Liu points to Pokevision’s success — a staggering 50 million downloaded the app and 11 million used it daily — as evidence of Niantic’s screw up in forcing them to suspend the service, even while Niantic offers no alternative. Fan response has been Swift, too. As Liu points out, “[a]fter disabling the in-game tracker and Pokevision, the ratings on iOs and Android Google Play store went from 4.0 stars to 1.0–1.5.” While it might seem egotistical to credit that to the third-party app going offline rather than the actual app getting worse, again remember that apparently 11 million people were using the app daily.

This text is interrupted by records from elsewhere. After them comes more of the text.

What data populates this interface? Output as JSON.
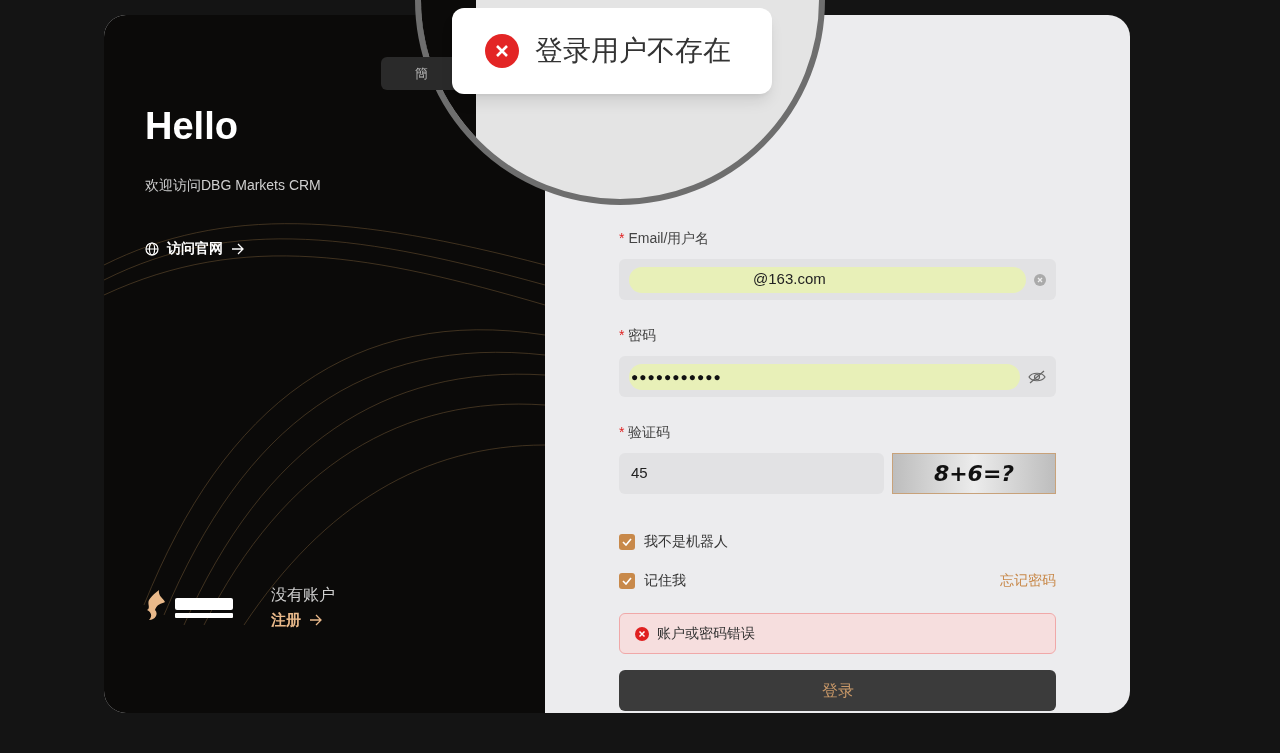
{
  "toast": {
    "message": "登录用户不存在"
  },
  "language_tab": {
    "label": "簡"
  },
  "welcome": {
    "title": "Hello",
    "subtitle": "欢迎访问DBG Markets CRM",
    "website_link": "访问官网"
  },
  "signup": {
    "prompt": "没有账户",
    "link": "注册"
  },
  "form": {
    "fields": [
      {
        "kind": "text",
        "label": "Email/用户名",
        "required_mark": "*",
        "value": "@163.com",
        "autofilled": true
      },
      {
        "kind": "password",
        "label": "密码",
        "required_mark": "*",
        "value": "●●●●●●●●●●●",
        "autofilled": true
      },
      {
        "kind": "captcha",
        "label": "验证码",
        "required_mark": "*",
        "value": "45",
        "autofilled": false,
        "captcha": "8+6=?"
      }
    ],
    "checkboxes": [
      {
        "label": "我不是机器人",
        "checked": true
      },
      {
        "label": "记住我",
        "checked": true
      }
    ],
    "forgot_link": "忘记密码",
    "error": "账户或密码错误",
    "submit": "登录"
  }
}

According to Niantic, such apps, “interfer[ed] with our ability to maintain quality of service for our users and to bring Pokémon Go to users around the world.” So either folks defer gratification until Niantic fixes in-app tracking and everyone ends up with a nice ‘lil game, or Niantic continues to burn good will by failing to get the app up to snuff in a timely manner while having put the kibosh on fans’ popular alternatives.